A slowdown in milk supply in Europe and New Zealand has led to a sudden rebound in dairy market sentiment.

Wednesday’s price quotes from the Dutch Dairy Board refected the improved mood, with whole milk powder and skim milk powder strengthening by 7% on last week. Butter was 3% higher at €3,220/tonne; it has risen by 18% since the start of the year.

Meanwhile, the Irish Dairy Board’s Purchase Price Index (PPI) for January was 93.1, a drop of just 1.3% from December.

While it is the lowest PPI since July 2012, it is better than had been expected last November when the IDB issued their price forecast for 2015. At that time, they had predicted a PPI of just 86 for January.

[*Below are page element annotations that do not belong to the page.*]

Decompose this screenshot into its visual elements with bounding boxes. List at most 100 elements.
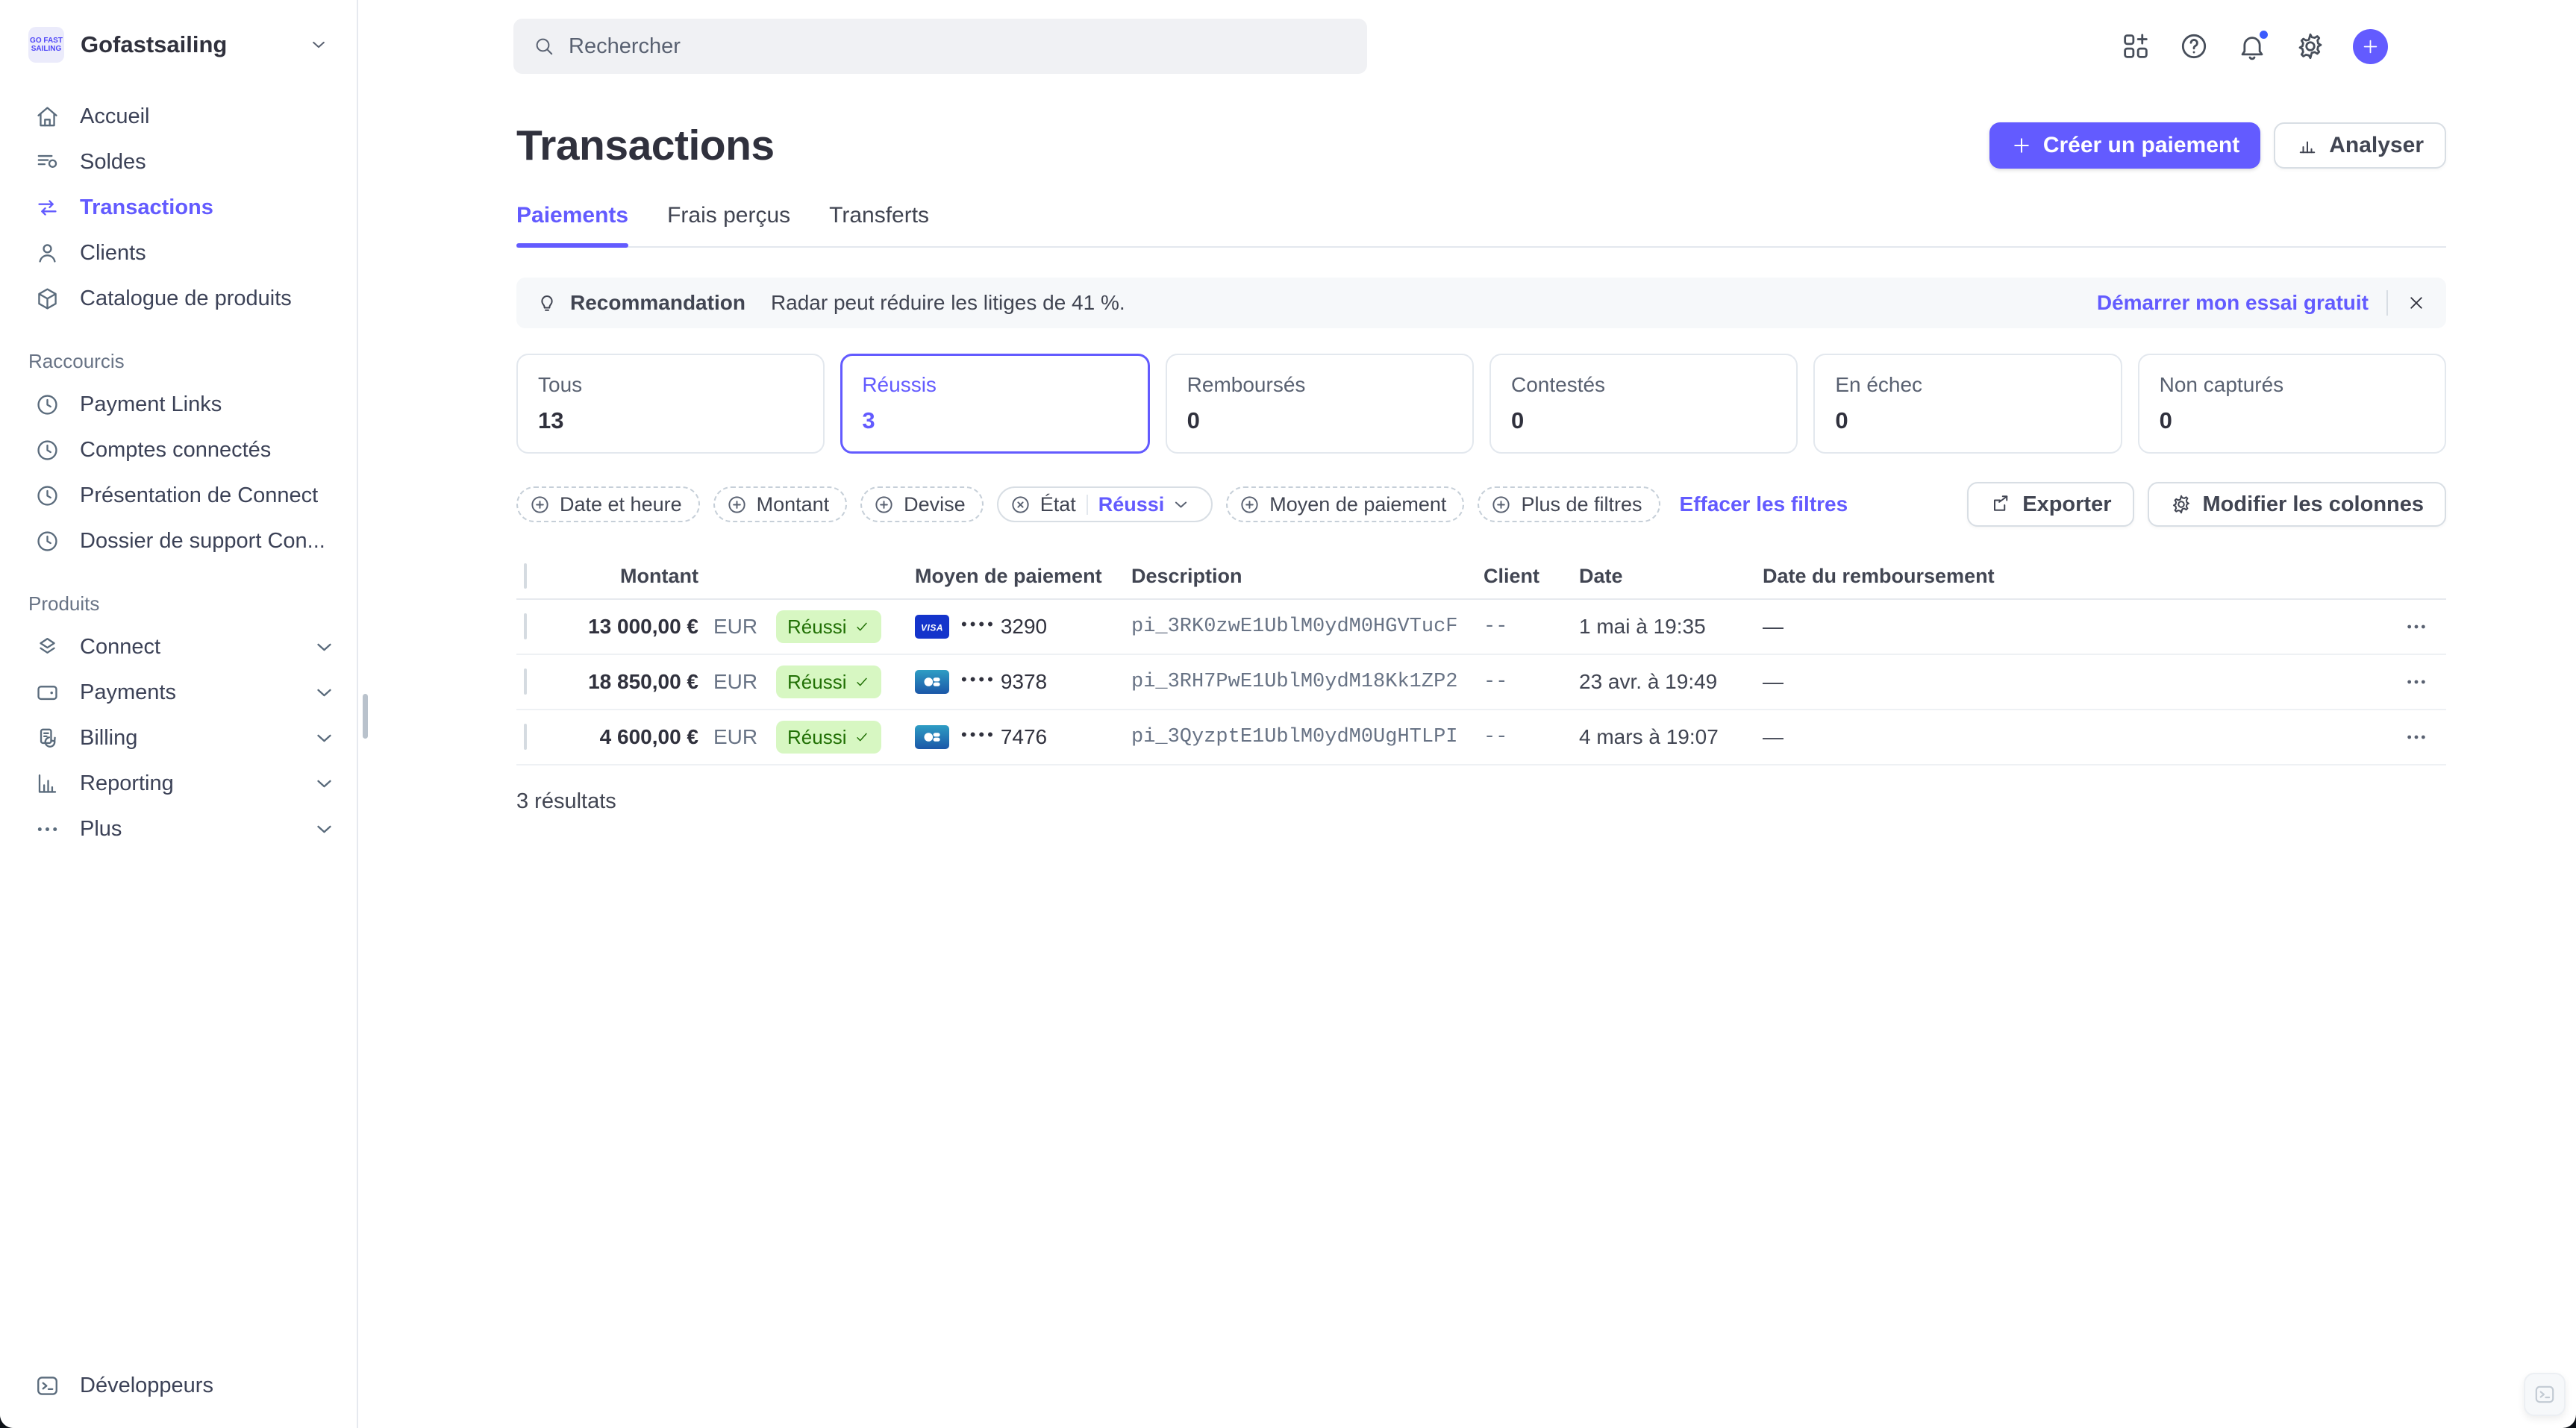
sidebar-product-item[interactable]: Payments bbox=[0, 670, 357, 715]
topbar-icon-button[interactable] bbox=[2120, 31, 2151, 62]
filter-chip-label: Devise bbox=[904, 493, 966, 516]
filter-chip[interactable]: Moyen de paiement bbox=[1226, 486, 1464, 522]
visa-card-icon: VISA bbox=[915, 615, 949, 639]
status-badge: Réussi bbox=[776, 610, 881, 643]
sidebar-shortcuts: Payment Links Comptes connectés Présenta… bbox=[0, 382, 357, 564]
sidebar-product-label: Payments bbox=[80, 680, 176, 705]
clock-icon bbox=[34, 392, 60, 418]
filter-chip[interactable]: Devise bbox=[860, 486, 984, 522]
status-card[interactable]: Remboursés 0 bbox=[1166, 354, 1474, 454]
shortcuts-section-label: Raccourcis bbox=[28, 350, 357, 373]
filter-toolbar: Date et heure Montant bbox=[516, 482, 2446, 527]
developer-console-button[interactable] bbox=[2524, 1373, 2566, 1416]
sidebar-product-item[interactable]: Connect bbox=[0, 624, 357, 670]
svg-text:VISA: VISA bbox=[921, 623, 943, 633]
chevron-down-icon bbox=[1170, 494, 1192, 516]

January’s PPI does not tell the full story, as there has been a significant lift in market tone since Fonterra’s January 29 announcement that 2014/2015 milk solids output would be down 3.3%.

Furthermore, early season deliveries in Europe are back on last season as farmers strive to avoid potentially massive superlevy bills.

A PPI of 93.1 means that dairy product returns for January were 6.9% lower than the base year, 2010. For farmers, January’s PPI points to gross returns of 32.44c/litre. After processing costs of 6c/litre, this would mean a farm gate return of 26.5c/litre (28 c/litre including VAT).

While current prices are ahead of this level, Irish processors are now selling into a market where sentiment – and prices – have improved very significantly.

IFA dairy committee chairman Sean O’Leary said that “co-ops can and must hold their prices for the next two months”.

The competitiveness of European dairy exports has been boosted in recent weeks by the 17% weakening of the euro against the dollar over the past six months.

“European and Irish processors are achieving gains at the currency level. This means that Irish farmers will be justifiably demanding a higher price in 2015 than had been previously anticipated,” said ICMSA’s Pat McCormack.